HE has broken 27 world records, won two Olympic gold medals and four World Championship titles and is widely acknowledged as the greatest long-distance runner of all time.

But when he limbers up at the start of his maiden Great North Run in September, Haile Gebrselassie will be no different to the 53,999 runners lining up alongside him.


Like most of them, he will have squeezed his training around a full-time job that commands his attention from 9-5. He will have questioned whether, at the age of 37, his legs are still as powerful and productive as they used to be. And he will be eagerly anticipating the enthusiastic support of the crowd as he enters the final gruelling miles of the world’s biggest halfmarathon.

The difference, of course, is that while the vast majority of the field will be happy to complete the course, Gebrselassie is out to make history. Having won every major long-distance title going, the Ethiopian legend is determined to complete the set.

But for all that he has carved out a deserved reputation as one of the most iconic figures in world sport, his love of running comes from the same place it did when he first took up competitive athletics 18 years ago. Almost two decades on, the passion remains undimmed.

“I could stay in Ethiopia and run my businesses, but most of my life is related to running,” said Gebrselassie, who is a former world halfmarathon champion and record holder.

“I want to keep running for as long as possible. I want to keep training, I want to get out there and sweat. I need all of that and the competitions are important because they give you a focus.

“It is all about the people.

If I didn’t race, I would miss the supporters and the other runners. When you don’t run competitively, there is something missing, it is the cheers that you miss.

“I am just like the rest of the runners. We do it for the crowds and for the people cheering you on – that is the sport, that is what athletics means to me.

“When you start athletics and you start to compete, the thing that brings you along on the journeys are the crowds. When you’re tired and you hear someone from the crowd saying ‘You can do it’ – that just spurs you on. I love it, it is my motivation.”

Gebrselassie has experienced North-East crowds before. He competed in the World Cross-Country Championships in Durham in 1995 and four years later he won the Emsley Carr Mile at the Gateshead International Stadium.

But somewhat suprisingly, he is yet to experience the colour and drama of the Great North Run.

He was supposed to appear on Tyneside in 2000, only for an Achilles injury sustained during the final of the Olympic 10,000m – when he beat Paul Tergat in one of the most thrilling longdistance finishes of all time – to scupper his hopes of returning to the North-East.

As a result, the Great North Run crown is one of the few major titles missing from his back catalogue, an anomaly he is hoping to correct on September 19.

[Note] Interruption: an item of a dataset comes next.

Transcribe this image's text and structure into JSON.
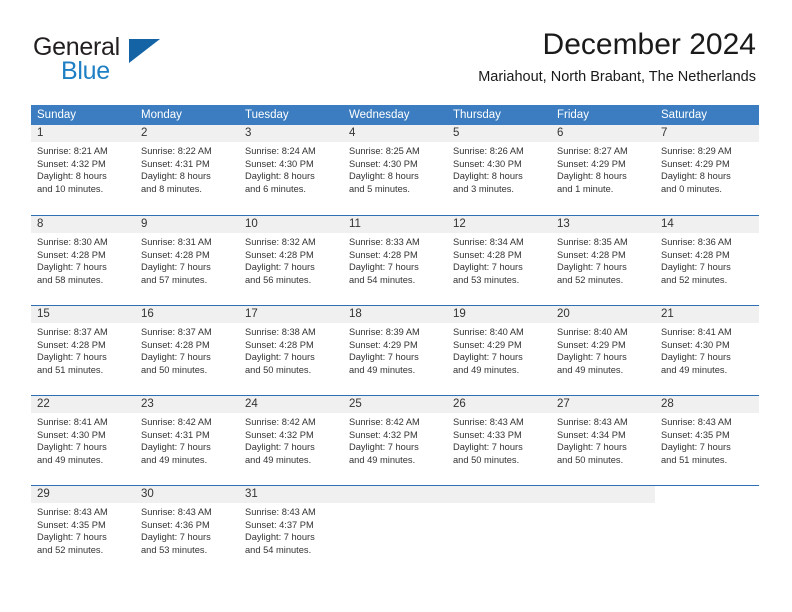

“It is a wonderful and great event,” he said. “As an athlete, it is a race you cannot miss in your career. I knew I had to run it before I stop competing seriously and while I still have a chance of winning it.

“The priority is to win the race and get in the history book. Brendan Foster gave me a book celebrating the race and I was flicking through it today thinking, ‘He won it, oh, he won it’, but my name was not there. I want to be in the book of this great race. It is the only book on running I’ve not got my name in!”

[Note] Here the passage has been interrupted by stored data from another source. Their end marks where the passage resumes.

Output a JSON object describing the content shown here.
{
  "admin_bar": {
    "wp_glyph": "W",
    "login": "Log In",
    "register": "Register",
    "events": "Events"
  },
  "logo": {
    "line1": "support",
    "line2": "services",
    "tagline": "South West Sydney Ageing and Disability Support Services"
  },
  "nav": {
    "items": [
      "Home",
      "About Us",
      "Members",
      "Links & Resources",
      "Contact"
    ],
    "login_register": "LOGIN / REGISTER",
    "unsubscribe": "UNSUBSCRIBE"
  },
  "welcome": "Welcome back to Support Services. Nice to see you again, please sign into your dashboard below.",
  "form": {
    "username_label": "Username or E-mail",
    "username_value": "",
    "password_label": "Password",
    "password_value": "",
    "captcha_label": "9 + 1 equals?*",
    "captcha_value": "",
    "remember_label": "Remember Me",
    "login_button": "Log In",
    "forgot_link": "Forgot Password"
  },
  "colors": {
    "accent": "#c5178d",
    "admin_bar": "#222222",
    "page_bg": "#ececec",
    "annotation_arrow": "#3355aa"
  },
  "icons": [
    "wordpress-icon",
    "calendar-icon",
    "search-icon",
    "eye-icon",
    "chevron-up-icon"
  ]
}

To enhance his prospects of success, Gebrselassie is about to embark on a gruelling training schedule that will see him rise at 5.30am and run 35km before travelling to his Addis Ababa office for a full day of work.

He will then return to his gym to run a further 10km on the treadmill, cycle 10km on an exercise bike and complete a series of punishing drills on the weights.

He will repeat this schedule seven days a week, expect for Sundays when the morning run will suffice. As a result, he will run more than 220 miles every week.

His passion for athletics is incredible, but even it is eclipsed by his love for his native Ethiopia.

Not content with inspiring a golden generation of Ethiopian athletes – the country has produced Kenenisa Bekele, who won the 5,000m and 10,000m Olympic titles in Beijing, and Tirunesh Dibaba, who claimed the same double in the women’s events – Gebrselassie is helping to transform the infrastructure of a country that remains one of the most impoverished in the world.

He runs businesses ranging from hotels and fitness centres to cinemas and car dealerships, and employs more than 600 people. He has also opened two schools that educate more than 1,200 students, with more than 80 per cent of those pupils going into higher education, as opposed to the national average of less than ten.

“Everybody knows that I have an opportunity to invest my money all over the world, but because I am doing it in Ethiopia, hopefully it will help,” said Gebrselassie. “It is not big enough for a whole country, but hopefully it will help a little bit and show others what is possible.

“I can see a lot of progress and a lot of change. Right now, things are going well in Ethiopia. But it is not easy in a country that is effectively coming up from zero. We still need time.”